User.find_by_any_email takes over 500 ms to find matching rows
As per New Relic (https://rpm.newrelic.com/accounts/543063/applications/4968123/databases#id=478712187&sort_by=slowest) the method User.find_by_any_email
generates a SQL query that takes over half a second to find a matching row.

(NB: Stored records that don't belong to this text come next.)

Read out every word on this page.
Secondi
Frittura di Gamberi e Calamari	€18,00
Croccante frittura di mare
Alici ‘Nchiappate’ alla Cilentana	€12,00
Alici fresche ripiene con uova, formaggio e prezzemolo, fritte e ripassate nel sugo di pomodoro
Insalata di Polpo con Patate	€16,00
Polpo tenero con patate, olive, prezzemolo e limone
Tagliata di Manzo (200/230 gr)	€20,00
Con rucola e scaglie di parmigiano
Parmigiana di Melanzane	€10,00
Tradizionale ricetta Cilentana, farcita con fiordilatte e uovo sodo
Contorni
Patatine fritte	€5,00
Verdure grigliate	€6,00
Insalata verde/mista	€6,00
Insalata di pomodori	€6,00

The generated query is roughly as following:
select users.*
from users
left join emails on emails.user_id = users.id
where (users.email = X or emails.email = X)

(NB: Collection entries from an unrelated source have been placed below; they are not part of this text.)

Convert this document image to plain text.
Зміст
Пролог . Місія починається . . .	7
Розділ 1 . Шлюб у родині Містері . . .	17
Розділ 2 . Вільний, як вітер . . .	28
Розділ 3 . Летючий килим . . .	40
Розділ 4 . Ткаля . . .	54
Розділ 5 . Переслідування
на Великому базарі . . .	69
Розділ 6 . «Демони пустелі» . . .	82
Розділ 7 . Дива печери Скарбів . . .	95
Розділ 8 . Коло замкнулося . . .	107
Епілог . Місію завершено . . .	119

The JOIN here is the primary reason for the slowdown, we can see this in the following query plan:
QUERY PLAN
---------------------------------------------------------------------------------------------------------------------------
Hash Right Join (cost=16656.61..18887.25 rows=32 width=26) (actual time=92.866..122.898 rows=1 loops=1)

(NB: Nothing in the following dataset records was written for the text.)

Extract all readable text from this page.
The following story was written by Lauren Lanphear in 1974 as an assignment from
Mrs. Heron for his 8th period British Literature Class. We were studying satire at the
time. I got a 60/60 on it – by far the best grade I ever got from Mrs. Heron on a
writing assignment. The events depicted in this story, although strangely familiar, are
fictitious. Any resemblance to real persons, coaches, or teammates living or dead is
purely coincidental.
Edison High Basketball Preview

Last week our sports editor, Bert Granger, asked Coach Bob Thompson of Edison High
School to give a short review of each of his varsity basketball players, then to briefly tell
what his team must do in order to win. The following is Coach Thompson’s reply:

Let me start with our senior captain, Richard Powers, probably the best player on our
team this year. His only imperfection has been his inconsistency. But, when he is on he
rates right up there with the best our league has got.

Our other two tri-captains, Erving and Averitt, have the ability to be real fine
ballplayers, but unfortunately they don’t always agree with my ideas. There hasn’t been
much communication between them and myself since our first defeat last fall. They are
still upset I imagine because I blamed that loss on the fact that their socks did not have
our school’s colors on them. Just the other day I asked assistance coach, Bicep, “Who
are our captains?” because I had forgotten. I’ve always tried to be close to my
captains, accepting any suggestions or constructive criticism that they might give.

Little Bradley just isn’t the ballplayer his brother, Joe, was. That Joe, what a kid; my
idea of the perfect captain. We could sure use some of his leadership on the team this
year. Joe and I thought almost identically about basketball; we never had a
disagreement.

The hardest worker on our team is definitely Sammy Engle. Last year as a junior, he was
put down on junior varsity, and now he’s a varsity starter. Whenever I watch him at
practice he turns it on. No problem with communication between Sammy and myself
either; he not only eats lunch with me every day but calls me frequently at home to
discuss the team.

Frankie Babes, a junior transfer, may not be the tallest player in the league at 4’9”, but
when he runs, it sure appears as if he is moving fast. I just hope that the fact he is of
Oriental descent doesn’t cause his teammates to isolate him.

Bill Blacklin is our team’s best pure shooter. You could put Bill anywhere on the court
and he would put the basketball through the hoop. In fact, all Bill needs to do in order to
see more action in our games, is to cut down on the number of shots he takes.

Hash Cond: (emails.user_id = users.id)
Filter: ((users.email = 'yorickpeterse@gmail.com'::text) OR ((emails.email)::text = 'yorickpeterse@gmail.com'::text))
Rows Removed by Filter: 258953
-> Seq Scan on emails (cost=0.00..164.89 rows=8389 width=26) (actual time=0.002..0.857 rows=8389 loops=1)
-> Hash (cost=11676.38..11676.38 rows=257538 width=26) (actual time=76.131..76.131 rows=257538 loops=1)
Buckets: 8192 Batches: 8 Memory Usage: 1863kB
-> Seq Scan on users (cost=0.00..11676.38 rows=257538 width=26) (actual time=0.004..37.086 rows=257538 loops=1)
Planning time: 0.192 ms
Execution time: 123.044 ms
Simply querying the users or emails table by only the Email field (e.g. select * from users where email = X
) is blazing fast.
I'm currently looking into this to see if there's a faster solution for this method.